Similarly, I know an athlete whose physiological numbers are off the charts but who somehow hasn't been in very many fast team boats since his high-water mark as a high school rower.  He graduated from college having been part of a crew that didn't do a lot of winning during his tenure in the varsity eight.  Curiously, the same school's current  varsity eight, while by all available accounts lacking anyone of this athlete's abilities, has been achieving remarkably superior results since his departure.  Granted that there could be thousands upon thousands of reasons for that crew's turnaround, one still scratches one's head and wonders how many of those thousands had "I know I'm making the boat go fast - what's the matter with the rest of these nimrods?" as a contributing factor.  All it takes to poison a crew is one guy (or girl, or coach) with even a hint of suspicion that his fellow rowers aren't entirely worthy. 

I remember, too, the guy on my own collegiate crew who came to be widely regarded as our wheel horse.  Fastest on the erg, always in the varsity eight from the fall of his sophomore year onward, etc.  As a senior, virtually everyone assumed he was unbeatable and that we should just go ahead and write his name in Sharpie on six seat of the varsity eight. Our coaches hadn't even seat raced him during his junior year.  Fortunately for us, we had a wise coach that year who did seat race him against three of the other port oars from both the 1V and 2V eights. Astonishingly, he lost twice and narrowly won the third and kept his seat in the 1V by the skin of his teeth.  Even more astonishingly, the whole 1V got a lot faster the week after those seat races.  You needn't wonder whether the humbling reminder lit a fire under that guy or whether beating the unbeatable guy did likewise for the rest of the crew's morale. 
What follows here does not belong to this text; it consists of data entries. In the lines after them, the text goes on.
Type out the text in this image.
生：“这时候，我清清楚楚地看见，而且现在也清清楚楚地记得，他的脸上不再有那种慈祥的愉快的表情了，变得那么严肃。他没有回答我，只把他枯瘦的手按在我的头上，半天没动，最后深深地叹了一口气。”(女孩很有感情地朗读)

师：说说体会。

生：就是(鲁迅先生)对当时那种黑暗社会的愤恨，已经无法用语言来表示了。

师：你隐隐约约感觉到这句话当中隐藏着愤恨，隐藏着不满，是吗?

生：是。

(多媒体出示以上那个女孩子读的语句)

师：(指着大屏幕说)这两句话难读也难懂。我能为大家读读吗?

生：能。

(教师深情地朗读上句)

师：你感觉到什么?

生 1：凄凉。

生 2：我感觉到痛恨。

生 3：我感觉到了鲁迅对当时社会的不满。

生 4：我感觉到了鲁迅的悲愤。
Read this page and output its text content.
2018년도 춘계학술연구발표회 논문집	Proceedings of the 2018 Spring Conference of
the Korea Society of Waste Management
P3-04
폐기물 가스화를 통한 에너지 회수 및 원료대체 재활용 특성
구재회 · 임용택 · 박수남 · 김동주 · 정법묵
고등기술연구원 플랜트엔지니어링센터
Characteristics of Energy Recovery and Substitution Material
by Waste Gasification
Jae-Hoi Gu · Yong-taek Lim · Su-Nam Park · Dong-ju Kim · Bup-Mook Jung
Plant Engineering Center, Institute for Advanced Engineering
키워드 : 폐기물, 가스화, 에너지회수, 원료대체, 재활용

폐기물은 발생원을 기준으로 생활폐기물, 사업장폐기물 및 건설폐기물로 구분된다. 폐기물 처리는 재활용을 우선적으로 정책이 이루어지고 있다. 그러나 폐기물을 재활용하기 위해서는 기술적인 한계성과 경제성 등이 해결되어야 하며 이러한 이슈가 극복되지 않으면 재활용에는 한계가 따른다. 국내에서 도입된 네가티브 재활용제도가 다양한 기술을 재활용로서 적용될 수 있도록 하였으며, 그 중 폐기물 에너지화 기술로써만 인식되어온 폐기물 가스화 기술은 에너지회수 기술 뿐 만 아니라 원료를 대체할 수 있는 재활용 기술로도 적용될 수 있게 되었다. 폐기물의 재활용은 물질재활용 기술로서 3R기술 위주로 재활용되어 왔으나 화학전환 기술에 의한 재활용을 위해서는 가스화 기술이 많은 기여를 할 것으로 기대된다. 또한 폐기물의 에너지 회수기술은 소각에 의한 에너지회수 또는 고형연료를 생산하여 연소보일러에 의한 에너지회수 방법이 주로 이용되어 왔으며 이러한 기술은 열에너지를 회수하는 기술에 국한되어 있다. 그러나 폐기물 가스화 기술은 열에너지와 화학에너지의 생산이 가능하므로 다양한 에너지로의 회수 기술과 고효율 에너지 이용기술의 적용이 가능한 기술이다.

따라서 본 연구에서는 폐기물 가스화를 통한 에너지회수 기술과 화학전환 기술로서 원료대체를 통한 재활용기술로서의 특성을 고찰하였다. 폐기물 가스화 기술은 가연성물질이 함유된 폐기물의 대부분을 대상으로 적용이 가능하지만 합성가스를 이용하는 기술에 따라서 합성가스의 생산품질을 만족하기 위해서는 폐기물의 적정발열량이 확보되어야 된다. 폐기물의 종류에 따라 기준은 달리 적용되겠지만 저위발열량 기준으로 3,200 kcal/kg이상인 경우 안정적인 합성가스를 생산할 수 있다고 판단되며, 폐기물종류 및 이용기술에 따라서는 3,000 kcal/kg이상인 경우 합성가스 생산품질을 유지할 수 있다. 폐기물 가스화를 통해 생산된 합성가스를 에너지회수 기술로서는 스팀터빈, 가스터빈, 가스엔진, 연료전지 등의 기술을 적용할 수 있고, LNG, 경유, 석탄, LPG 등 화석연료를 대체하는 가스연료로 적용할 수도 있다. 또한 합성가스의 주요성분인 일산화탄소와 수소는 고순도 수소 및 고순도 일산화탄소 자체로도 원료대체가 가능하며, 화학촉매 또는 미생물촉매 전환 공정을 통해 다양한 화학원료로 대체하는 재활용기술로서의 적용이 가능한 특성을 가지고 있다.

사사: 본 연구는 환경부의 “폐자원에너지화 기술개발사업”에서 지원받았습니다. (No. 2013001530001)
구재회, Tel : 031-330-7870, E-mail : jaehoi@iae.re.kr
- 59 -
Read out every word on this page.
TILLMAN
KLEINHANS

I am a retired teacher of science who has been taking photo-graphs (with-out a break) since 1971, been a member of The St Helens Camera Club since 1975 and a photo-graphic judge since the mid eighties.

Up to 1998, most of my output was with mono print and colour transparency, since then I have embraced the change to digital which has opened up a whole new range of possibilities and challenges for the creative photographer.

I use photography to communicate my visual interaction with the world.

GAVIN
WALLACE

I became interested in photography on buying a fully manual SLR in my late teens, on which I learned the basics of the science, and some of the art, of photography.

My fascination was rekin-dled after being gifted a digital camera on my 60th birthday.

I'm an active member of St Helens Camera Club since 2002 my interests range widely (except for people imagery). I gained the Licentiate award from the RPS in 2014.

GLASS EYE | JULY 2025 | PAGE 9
Finally (I'll stop at four for the sake of brevity despite feeling as though I'm just getting started), there's the story that I heard from a younger coach about a high school rower who complained to his fellow rowers "Coach isn't giving me enough credit for everything I do and have done for this crew."  Are you kidding me?  Anyone who even dares to think that needs an immediate attitude adjustment.  Anyone who actually says it should be demoted to a regimen of land-training-only, or maybe just cut, depending on the circumstances.  Fortunately for his coach and his crew, this athlete quit within a couple of weeks, or more precisely, jumped ship to a different program after being wooed by another coach who knew of his dissatisfaction with his circumstance - poached, you might call it, but good riddance in any case.  Some of his fellow rowers probably wept and gnashed their teeth at the time (the arrogant athlete had the crew's best erg time - big deal) but guess what?  That crew won their season-ending championship regatta despite having lost their "star" - who was never a star to begin with (or haven't you been paying attention?).

As soon as you've identified the star on your crew, take him out of the first boat.  He's slowing you down.  No one ever hurts a crew by quitting.  This truth speaks for itself, repeatedly and at every level, if you'll pay close attention.